Why might it be useful to allow more aggressive memory operation reorderings?

W -> W: processor might reorder write operations in a write buffer(e.g., one is a cache miss while the other is a hit)
R ->, R -> R: processor might redorer independent instructions in an instruction stream(out-of-order execution)
Keep in mind these are all valid optimizations if a program consists of a single instruction stream.

Examples

Weak ordering(WO)
Release Consistency(RC)

With these aggressive memory operation reorderings, It is the programmer’s responsibility to ensure the uniqueness of the meaning of a program, although it is implicitly handled through synchronization libraries. The library handles the architectural details in order to present the typical synchronization abstractions (locks etc).

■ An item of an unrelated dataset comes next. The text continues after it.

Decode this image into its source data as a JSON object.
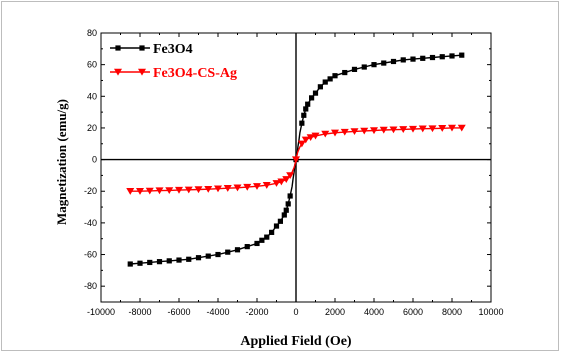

All the programmer needs to do is work with the sync abstractions.

For example, synchronization libraries may use processor-supported special synchronization operations like this:

reorderable reads and writes here
...
MEMORY FENCE
...
reorderable reads and writes here
...
MEMORY FENCE

Synchronization #

The basic idea of synchronization is to ensure the uniqueness of the meaning of a program no matter what kind of memory operation reorderings are used.

Example: expressing synchronization in relaxed models

Intel x86/x64 processors use total store ordering as the memory consistency model, It provides sync instructions if the software requires a specific instruction ordering not guaranteed by the TSO consistency model.

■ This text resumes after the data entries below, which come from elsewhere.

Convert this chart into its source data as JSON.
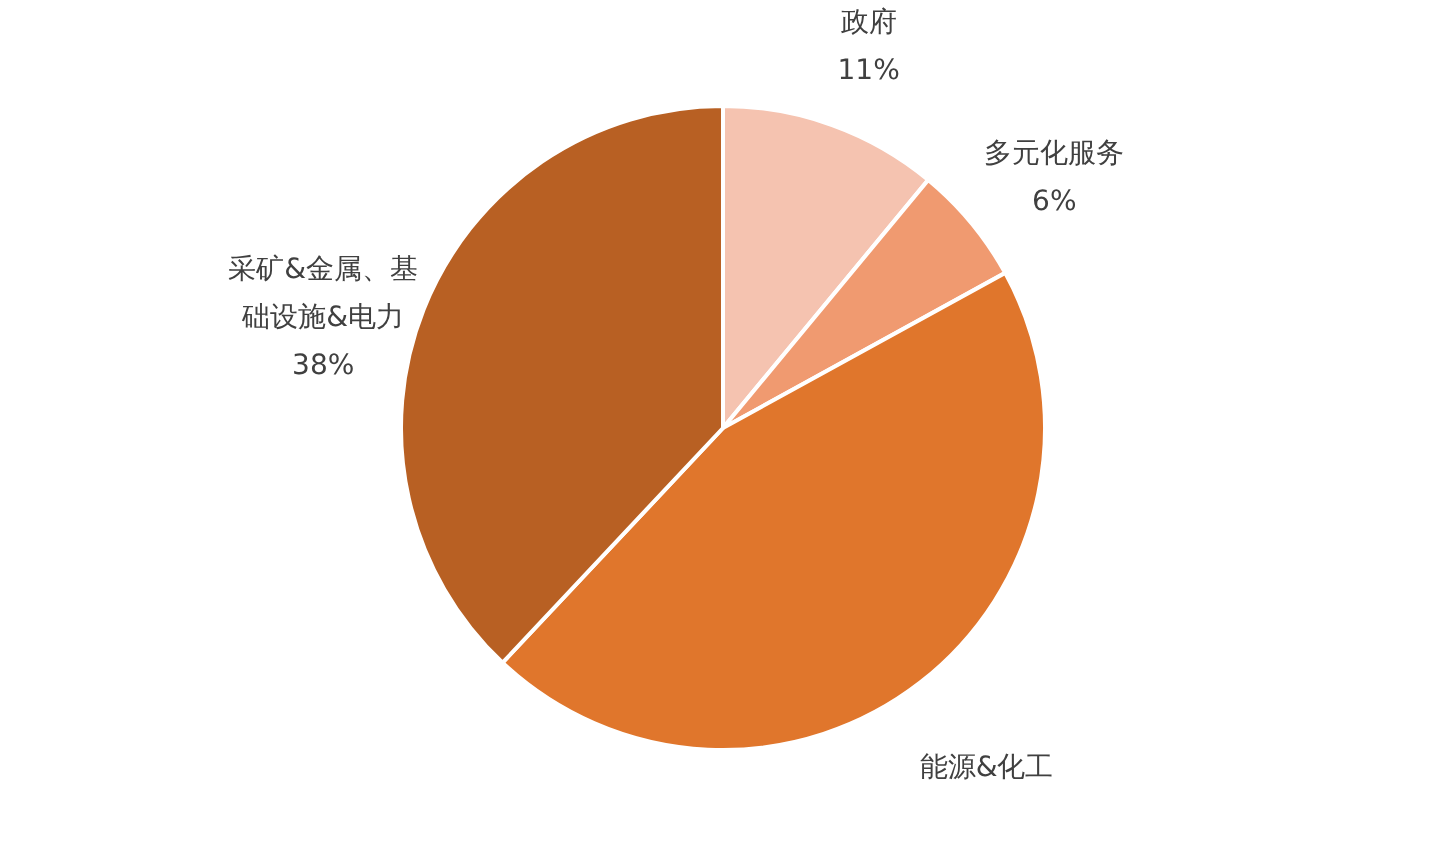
{
  "chart_data": {
    "type": "pie",
    "categories": [
      "政府",
      "多元化服务",
      "能源&化工",
      "采矿&金属、基础设施&电力"
    ],
    "values": [
      11,
      6,
      45,
      38
    ],
    "value_labels": [
      "11%",
      "6%",
      null,
      "38%"
    ],
    "colors": [
      "#f5c3b0",
      "#f09a70",
      "#e0762c",
      "#b86023"
    ],
    "legend": false
  }
}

mm_lfence(“load fence”: wait for all loads to complete)
mm_sfence(“store fence”: wait for all stores to complete)
mm_mfence(“mem fence”: wait for all memory operations to complete)

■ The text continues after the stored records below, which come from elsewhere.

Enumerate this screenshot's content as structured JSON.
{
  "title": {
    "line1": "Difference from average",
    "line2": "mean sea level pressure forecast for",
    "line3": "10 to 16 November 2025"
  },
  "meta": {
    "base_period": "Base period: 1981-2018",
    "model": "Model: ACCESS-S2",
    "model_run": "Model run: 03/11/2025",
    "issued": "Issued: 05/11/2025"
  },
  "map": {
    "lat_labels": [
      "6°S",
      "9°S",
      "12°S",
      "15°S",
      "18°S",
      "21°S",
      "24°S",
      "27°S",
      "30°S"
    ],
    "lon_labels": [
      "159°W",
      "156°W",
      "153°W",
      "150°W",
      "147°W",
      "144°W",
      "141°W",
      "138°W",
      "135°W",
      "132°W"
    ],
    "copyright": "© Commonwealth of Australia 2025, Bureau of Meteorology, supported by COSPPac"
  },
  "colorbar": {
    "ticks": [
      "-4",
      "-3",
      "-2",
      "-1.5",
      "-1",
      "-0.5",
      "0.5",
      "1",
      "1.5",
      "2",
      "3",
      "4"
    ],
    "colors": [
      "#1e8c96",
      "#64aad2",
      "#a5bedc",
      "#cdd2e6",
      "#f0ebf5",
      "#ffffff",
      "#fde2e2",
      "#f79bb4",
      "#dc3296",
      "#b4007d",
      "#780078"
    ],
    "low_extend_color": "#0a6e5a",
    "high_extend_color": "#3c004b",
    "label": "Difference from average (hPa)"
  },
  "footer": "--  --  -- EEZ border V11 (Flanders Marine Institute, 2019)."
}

In case of ARM processors: it uses very relaxed consistency model.

Acquire/release sematics #

Operation X with acquire semantics: prevent reordering of X with any load/store after X in program order.
Other processors see X’s effect before the effect of all subsequent operations
Example: taking a lock must have acquire sematics


Figure 13: Operation X with acquire semantics

Operation X with release semantics: prevent reordering of X with any load/store before X in program order.
Other processor see effects of all prior operations befoer seeing effect of X
Example: releasing a lock must have release sematics


Figure 14: Operation X with release semantics

C++ 11 atomic #

Provides atomic read, write, read-modify-write of entire objects, the atomicity maybe implemented by mutex or efficiently by processor-supported atomic instructions(if T is a basic type), for example:

  std::atomic<int> i;
  i++; // atomically increment i

  int a = i;
  // do stuff
  i.compare_exchange_strong(a, 10); // if i has same value as a, set to 10
  bool b = i.is_lock_free();        // true if implementation of atomicity is look free

Provides memory ordering semantics for opertions before and after atomic operations, it is default to sequential consistency, See std::memory_order for more detail.


Figure 15: C++11 atomic ensures sequentially consistent behavior by default

The memory ordering semantics can be control explicitly:


Figure 16: C++11 explicit control on memory ordering semantics

Conflicting data access #

Two memory access by different processors conflict if

They access the same memory location
At least one is write

A program is Unsynchronized program if conflicting accesses not ordered by synchronization(e.g., a fence, operation with release/acquire sematics, barrier, etc.)

Unsynchronized program contains data-races: the output of the program depends on relative speed of processors(i.e., the program results is non-deterministic).

Synchronized programs yield SC results on non-SC systems, i.e., thare are data-race-free

Summary: relaxed consistency #

Motivation: obtain higher performance by allowing reordering of memmory operations(reordering is not allowed by sequential consistency)
One cost is software complexity: programmer or compiler must correctly insert synchronization to ensure certain specific operation orderings when needed. However, In pratice complexities encapsulated in labraries that provide intuitive primitives like lock/unlock, barrier(or lower level primitives like fence)
It is optimzied for the common case: most memory access are not conflicting, so don’t design a system that pays the cost as if they are.

Relaxed consistency models differ in which memory ordering constraints they ignore.